A British filmmaker has recently had full access to one of the convicted men Mukesh Singh who showed no remorse in a recent interview, saying some quite incredibly dismissive things about the victim. He blames her for half of the rape saying that it takes two consenting people for it to happen. A strange logic indeed, how can someone consent to non-consensual sex? The answer according to Singh is that her being out of the house in the evening with only a male friend labelled her a bad woman, who deserved whatever she got and as she had the audacity to fight back, that included her murder.
Singh is quite sure there are two types of women, good and bad:
“Housework and housekeeping is for girls, not roaming in discos and bars at night doing wrong things, wearing wrong clothes. About 20% of girls are good.”
And here is the crux of such misogyny, such people ‘justify’ their sexism by saying that the woman is bad and therefore it is only just that she be treated accordingly.
Historically sexism was understood to result only in negative acts towards women, whether it is in the forms of violence, discrimination or disrespect, sexism was all about the bad effects women had to endure. Then in 1997 Glick and Fiske invented the hugely important theory of Ambivalent Sexism. Rather than describe sexism singularly they argued that there are two types of sexism both of which are intrinsically interlinked. There is – as was always known – Hostile Sexism, that is the bad stuff that happens to women and to this they added Benevolent Sexism, which are ostensibly positive ideas held about women that ultimately support men’s superiority, albeit in a more subtle (and therefore insidious) way.
They are referred to as “benevolent” because they describe beliefs that in theory should please women, such as “women are better parents”, “women are more sensitive to other people’s needs”, “women are better at multi-tasking” or that one should open doors in order to respect women. You will notice that one usually hears these from women, indeed studies show that some women are very attached to benevolently sexist ideas, especially at times of increased hostile sexism, they see such chivalry as reassuring. But in fact, both are equally damaging for them.
This is because both types of sexism support a certain type of women which also happen to help men stay ahead. For instance, what a useful tool encouraging women to think they are better parents is, it makes them less likely to ask the man to take time out of his CV to raise the children, or, when people’s needs need looking after (elderly parents, for instance) women will think the onus is on them.
The other problem with benevolent sexism is that is supports Singh’s separation of women, there are good ones and there are those who do not match such high standards (standards not similarly demanded of men) and therefore hostile sexism to those women is justified. Just look at how a bad mother is blamed so much more in our society than a bad father, or indeed one of the millions of absent ones. Similarly, when a woman doesn’t act in a socially sensitive way, putting others before her at work for instance, she is not seen as ambitious, but as a bitch.
The metaphor of the pedestal is most useful. We use benevolent sexism to keep women on a pedestal, within very restricted ways of performing their gender, and when they fall off, we kick them when they are down.
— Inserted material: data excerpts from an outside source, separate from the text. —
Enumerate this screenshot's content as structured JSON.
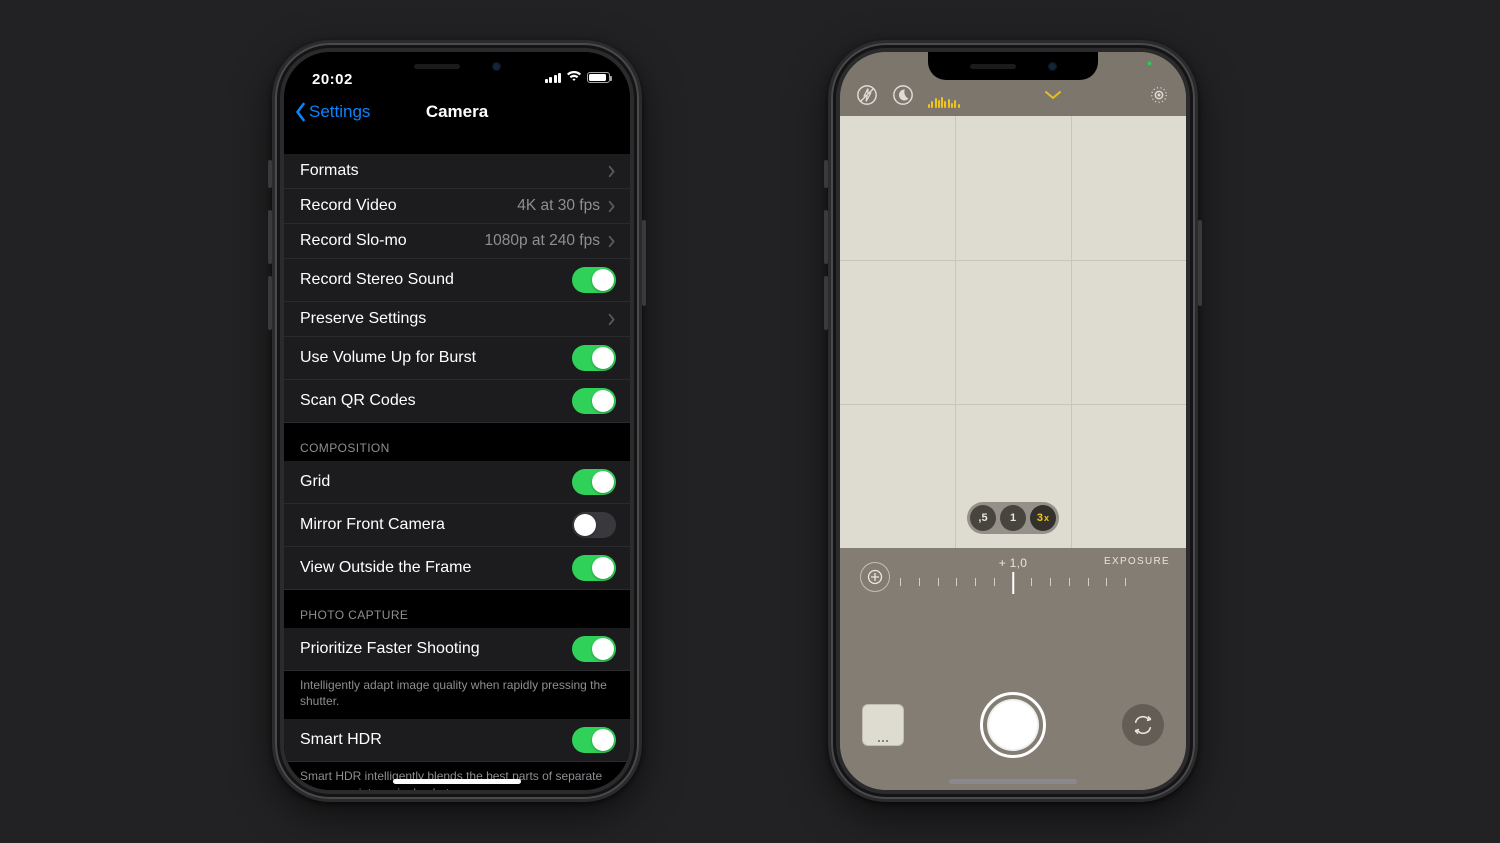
{
  "settings": {
    "status_time": "20:02",
    "back_label": "Settings",
    "title": "Camera",
    "rows": {
      "formats": "Formats",
      "record_video": "Record Video",
      "record_video_value": "4K at 30 fps",
      "record_slomo": "Record Slo-mo",
      "record_slomo_value": "1080p at 240 fps",
      "stereo": "Record Stereo Sound",
      "preserve": "Preserve Settings",
      "volume_burst": "Use Volume Up for Burst",
      "scan_qr": "Scan QR Codes"
    },
    "section_composition": "Composition",
    "composition": {
      "grid": "Grid",
      "mirror": "Mirror Front Camera",
      "outside": "View Outside the Frame"
    },
    "section_capture": "Photo Capture",
    "capture": {
      "faster": "Prioritize Faster Shooting",
      "faster_footer": "Intelligently adapt image quality when rapidly pressing the shutter.",
      "smart_hdr": "Smart HDR",
      "hdr_footer": "Smart HDR intelligently blends the best parts of separate exposures into a single photo."
    },
    "toggles": {
      "stereo": true,
      "volume_burst": true,
      "scan_qr": true,
      "grid": true,
      "mirror": false,
      "outside": true,
      "faster": true,
      "smart_hdr": true
    }
  },
  "camera": {
    "exposure_value": "+ 1,0",
    "exposure_label": "EXPOSURE",
    "zoom": {
      "wide": ",5",
      "main": "1",
      "tele": "3",
      "tele_suffix": "x",
      "active": "tele"
    }
  }
}
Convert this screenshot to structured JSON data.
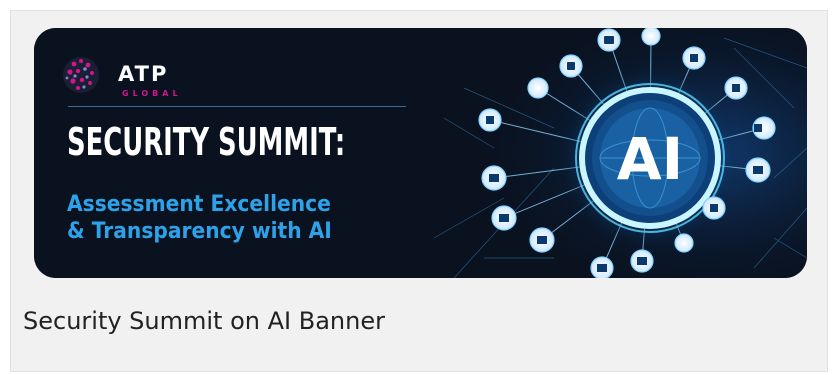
{
  "banner": {
    "logo": {
      "name": "ATP",
      "sub": "GLOBAL"
    },
    "title": "SECURITY SUMMIT:",
    "subtitle_line1": "Assessment Excellence",
    "subtitle_line2": "& Transparency with AI",
    "ai_text": "AI",
    "colors": {
      "accent": "#2ea2e8",
      "brand_magenta": "#d4148c",
      "background": "#0a1220"
    }
  },
  "caption": "Security Summit on AI Banner"
}
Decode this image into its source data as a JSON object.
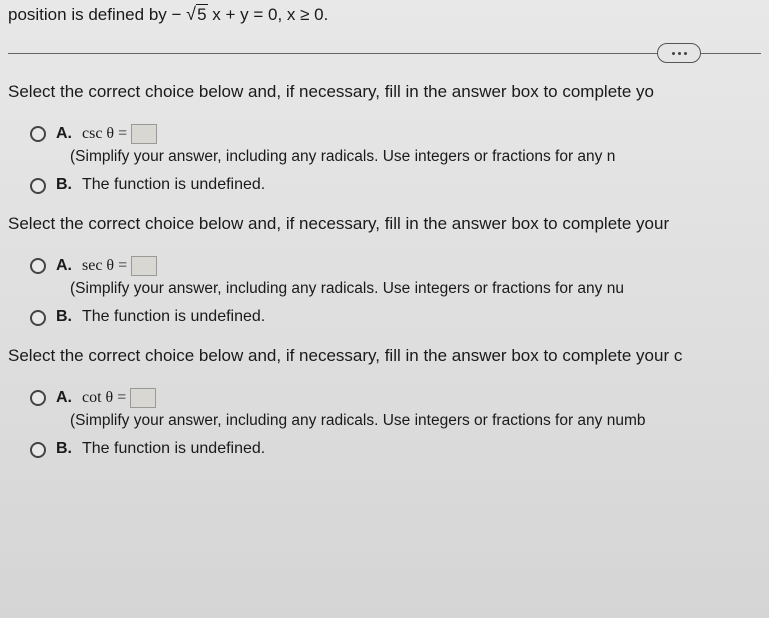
{
  "top_equation_prefix": "position is defined by ",
  "top_equation_neg": "−",
  "top_equation_sqrt": "5",
  "top_equation_rest": " x + y = 0, x ≥ 0.",
  "prompts": {
    "p1": "Select the correct choice below and, if necessary, fill in the answer box to complete yo",
    "p2": "Select the correct choice below and, if necessary, fill in the answer box to complete your",
    "p3": "Select the correct choice below and, if necessary, fill in the answer box to complete your c"
  },
  "choices": {
    "labelA": "A.",
    "labelB": "B.",
    "csc_expr": "csc θ =",
    "sec_expr": "sec θ =",
    "cot_expr": "cot θ =",
    "hint1": "(Simplify your answer, including any radicals. Use integers or fractions for any n",
    "hint2": "(Simplify your answer, including any radicals. Use integers or fractions for any nu",
    "hint3": "(Simplify your answer, including any radicals. Use integers or fractions for any numb",
    "undefined_text": "The function is undefined."
  }
}
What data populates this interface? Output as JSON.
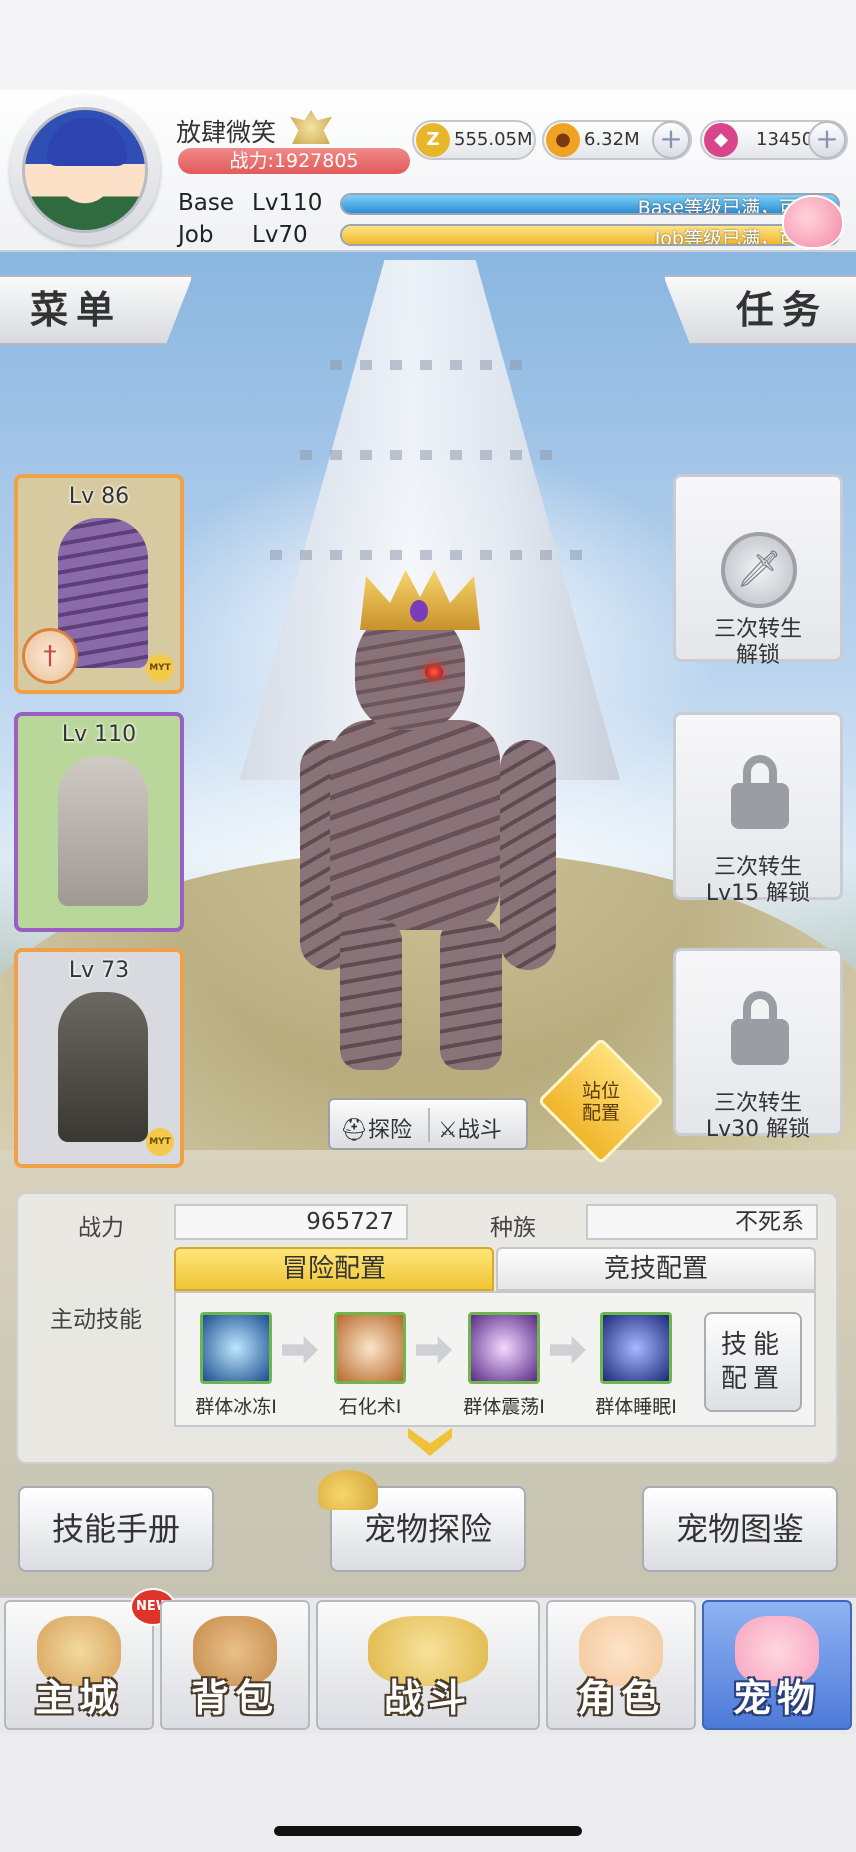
{
  "player": {
    "name": "放肆微笑",
    "power_text": "战力:1927805",
    "base_label": "Base",
    "base_level": "Lv110",
    "base_status": "Base等级已满，可",
    "job_label": "Job",
    "job_level": "Lv70",
    "job_status": "Job等级已满，可"
  },
  "currencies": [
    {
      "icon": "zeny-coin-icon",
      "value": "555.05M",
      "color": "#e9b62a"
    },
    {
      "icon": "gold-coin-icon",
      "value": "6.32M",
      "color": "#f0a323"
    },
    {
      "icon": "pink-crystal-icon",
      "value": "13450",
      "color": "#d9458c"
    }
  ],
  "tabs": {
    "menu": "菜单",
    "task": "任务"
  },
  "pets": [
    {
      "level": "Lv 86",
      "bg": "#d7c9a0",
      "sprite_color": "#8a6aa8"
    },
    {
      "level": "Lv 110",
      "bg": "#b9d79a",
      "sprite_color": "#b7b4ad"
    },
    {
      "level": "Lv 73",
      "bg": "#d8dadf",
      "sprite_color": "#4d4a45"
    }
  ],
  "locks": [
    {
      "line1": "三次转生",
      "line2": "解锁"
    },
    {
      "line1": "三次转生",
      "line2": "Lv15 解锁"
    },
    {
      "line1": "三次转生",
      "line2": "Lv30 解锁"
    }
  ],
  "actions_small": {
    "explore": "探险",
    "fight": "战斗",
    "station_line1": "站位",
    "station_line2": "配置"
  },
  "info": {
    "power_label": "战力",
    "power_value": "965727",
    "race_label": "种族",
    "race_value": "不死系",
    "skills_label": "主动技能",
    "tab_adventure": "冒险配置",
    "tab_arena": "竞技配置",
    "skill_config_line1": "技能",
    "skill_config_line2": "配置"
  },
  "skills": [
    {
      "name": "群体冰冻Ⅰ",
      "bg": "#1b4f8f"
    },
    {
      "name": "石化术Ⅰ",
      "bg": "#b8692c"
    },
    {
      "name": "群体震荡Ⅰ",
      "bg": "#5a2a86"
    },
    {
      "name": "群体睡眠Ⅰ",
      "bg": "#1d2a7a"
    }
  ],
  "buttons": {
    "skill_manual": "技能手册",
    "pet_explore": "宠物探险",
    "pet_guide": "宠物图鉴"
  },
  "nav": [
    {
      "label": "主城",
      "art_color": "#d7a35a"
    },
    {
      "label": "背包",
      "art_color": "#c58a4a"
    },
    {
      "label": "战斗",
      "art_color": "#e0b84a"
    },
    {
      "label": "角色",
      "art_color": "#f2c79a"
    },
    {
      "label": "宠物",
      "art_color": "#f7a3bd"
    }
  ],
  "new_badge": "NEW"
}
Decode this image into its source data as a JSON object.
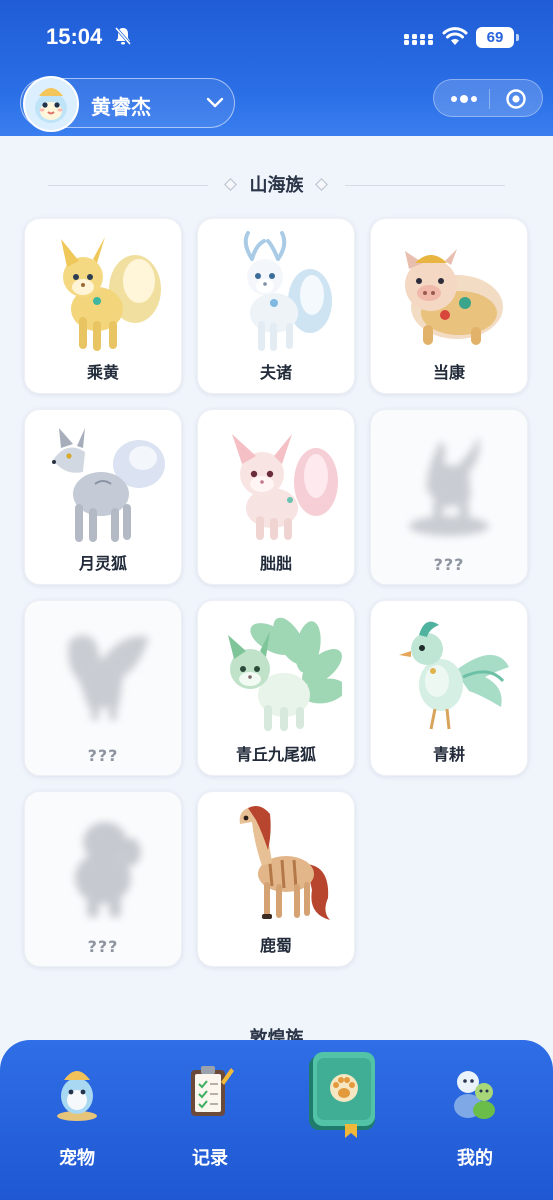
{
  "status_bar": {
    "time": "15:04",
    "battery": "69"
  },
  "header": {
    "user_name": "黄睿杰"
  },
  "section": {
    "title": "山海族"
  },
  "pets": [
    {
      "name": "乘黄"
    },
    {
      "name": "夫诸"
    },
    {
      "name": "当康"
    },
    {
      "name": "月灵狐"
    },
    {
      "name": "朏朏"
    },
    {
      "name": "???"
    },
    {
      "name": "???"
    },
    {
      "name": "青丘九尾狐"
    },
    {
      "name": "青耕"
    },
    {
      "name": "???"
    },
    {
      "name": "鹿蜀"
    }
  ],
  "next_section": {
    "title": "敦煌族"
  },
  "nav": {
    "pets": "宠物",
    "records": "记录",
    "mine": "我的"
  }
}
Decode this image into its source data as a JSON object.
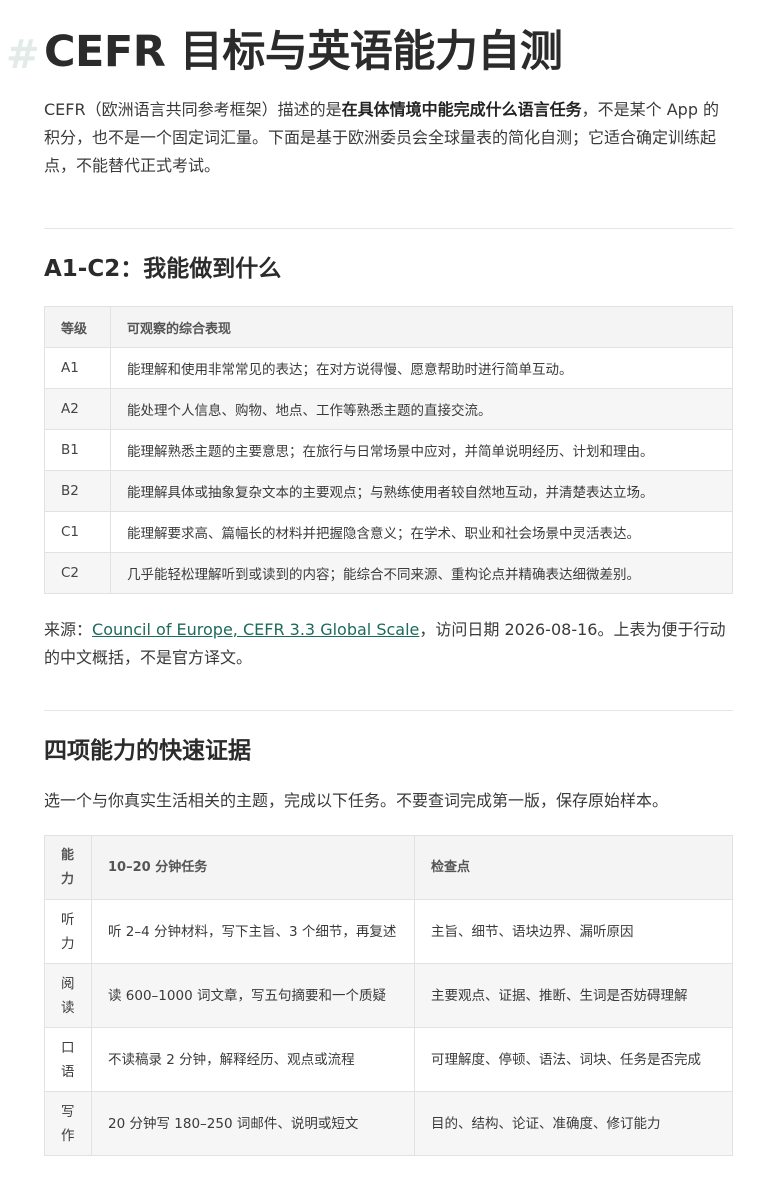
{
  "header": {
    "hash": "#",
    "title": "CEFR 目标与英语能力自测"
  },
  "intro": {
    "p1": "CEFR（欧洲语言共同参考框架）描述的是",
    "p1_bold": "在具体情境中能完成什么语言任务",
    "p1_rest": "，不是某个 App 的积分，也不是一个固定词汇量。下面是基于欧洲委员会全球量表的简化自测；它适合确定训练起点，不能替代正式考试。"
  },
  "section1": {
    "heading": "A1-C2：我能做到什么",
    "columns": [
      "等级",
      "可观察的综合表现"
    ],
    "rows": [
      {
        "level": "A1",
        "desc": "能理解和使用非常常见的表达；在对方说得慢、愿意帮助时进行简单互动。"
      },
      {
        "level": "A2",
        "desc": "能处理个人信息、购物、地点、工作等熟悉主题的直接交流。"
      },
      {
        "level": "B1",
        "desc": "能理解熟悉主题的主要意思；在旅行与日常场景中应对，并简单说明经历、计划和理由。"
      },
      {
        "level": "B2",
        "desc": "能理解具体或抽象复杂文本的主要观点；与熟练使用者较自然地互动，并清楚表达立场。"
      },
      {
        "level": "C1",
        "desc": "能理解要求高、篇幅长的材料并把握隐含意义；在学术、职业和社会场景中灵活表达。"
      },
      {
        "level": "C2",
        "desc": "几乎能轻松理解听到或读到的内容；能综合不同来源、重构论点并精确表达细微差别。"
      }
    ],
    "source_prefix": "来源：",
    "source_link": "Council of Europe, CEFR 3.3 Global Scale",
    "source_suffix": "，访问日期 2026-08-16。上表为便于行动的中文概括，不是官方译文。"
  },
  "section2": {
    "heading": "四项能力的快速证据",
    "intro": "选一个与你真实生活相关的主题，完成以下任务。不要查词完成第一版，保存原始样本。",
    "columns": [
      "能力",
      "10–20 分钟任务",
      "检查点"
    ],
    "rows": [
      {
        "skill": "听力",
        "task": "听 2–4 分钟材料，写下主旨、3 个细节，再复述",
        "check": "主旨、细节、语块边界、漏听原因"
      },
      {
        "skill": "阅读",
        "task": "读 600–1000 词文章，写五句摘要和一个质疑",
        "check": "主要观点、证据、推断、生词是否妨碍理解"
      },
      {
        "skill": "口语",
        "task": "不读稿录 2 分钟，解释经历、观点或流程",
        "check": "可理解度、停顿、语法、词块、任务是否完成"
      },
      {
        "skill": "写作",
        "task": "20 分钟写 180–250 词邮件、说明或短文",
        "check": "目的、结构、论证、准确度、修订能力"
      }
    ]
  }
}
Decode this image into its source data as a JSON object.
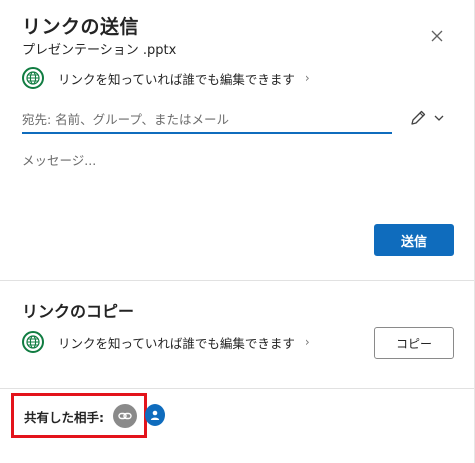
{
  "dialog": {
    "title": "リンクの送信",
    "file_name": "プレゼンテーション .pptx",
    "close_icon": "close-icon"
  },
  "send_section": {
    "permission_text": "リンクを知っていれば誰でも編集できます",
    "permission_icon": "globe-icon",
    "to_placeholder": "宛先: 名前、グループ、またはメール",
    "to_value": "",
    "message_placeholder": "メッセージ...",
    "message_value": "",
    "send_label": "送信"
  },
  "copy_section": {
    "title": "リンクのコピー",
    "permission_text": "リンクを知っていれば誰でも編集できます",
    "copy_label": "コピー"
  },
  "shared_with": {
    "label": "共有した相手:",
    "items": [
      "link-icon",
      "person-icon"
    ]
  },
  "colors": {
    "accent": "#0f6cbd",
    "globe": "#107c41",
    "highlight": "#e3131b",
    "link_avatar": "#8a8a8a"
  }
}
In reality we should be kicking away the pedestal itself and accept women to be as flawed as men and as free to be themselves. In other words, both sexes should be the best they can be at parenting and both should open doors for those behind them.
It is no mistake that such shocking opinions and sense of justification that comes from them from the likes of Singh (it should also be remembered thousands took to the street to campaign against the men) comes from a country that openly reveres female virginity and other traditional ‘feminine’ attributes. Indeed, as the ambivalent hostile sexism theory shows us in fact they are only possible if these opinions are simultaneously kept.
Therefore, such attitudes about rape will not be shifted until women are seen as complete human beings not just in that they should have equal rights of education and career, but that they should not have to be pure either. One wonders if cultures like those in India are ready to give up the image of the pure woman just yet but it is going to have to happen, if equality is to be achieved. Much as there was outcry against the terrible crimes suffered by such an ‘innocent woman’, one needs to hear more about how such a culture at large needs to change some fundamental ideas about female sexuality on a much larger scale which would make her innocence irrelevant, but would respect her victimhood.
The documentary that includes the interview with Singh, India’s Daughter will be broadcast on Storyville on BBC Four on Sunday 8 March at 22:00 GMT. It will also be shown in India on NDTV at 21:00 local time.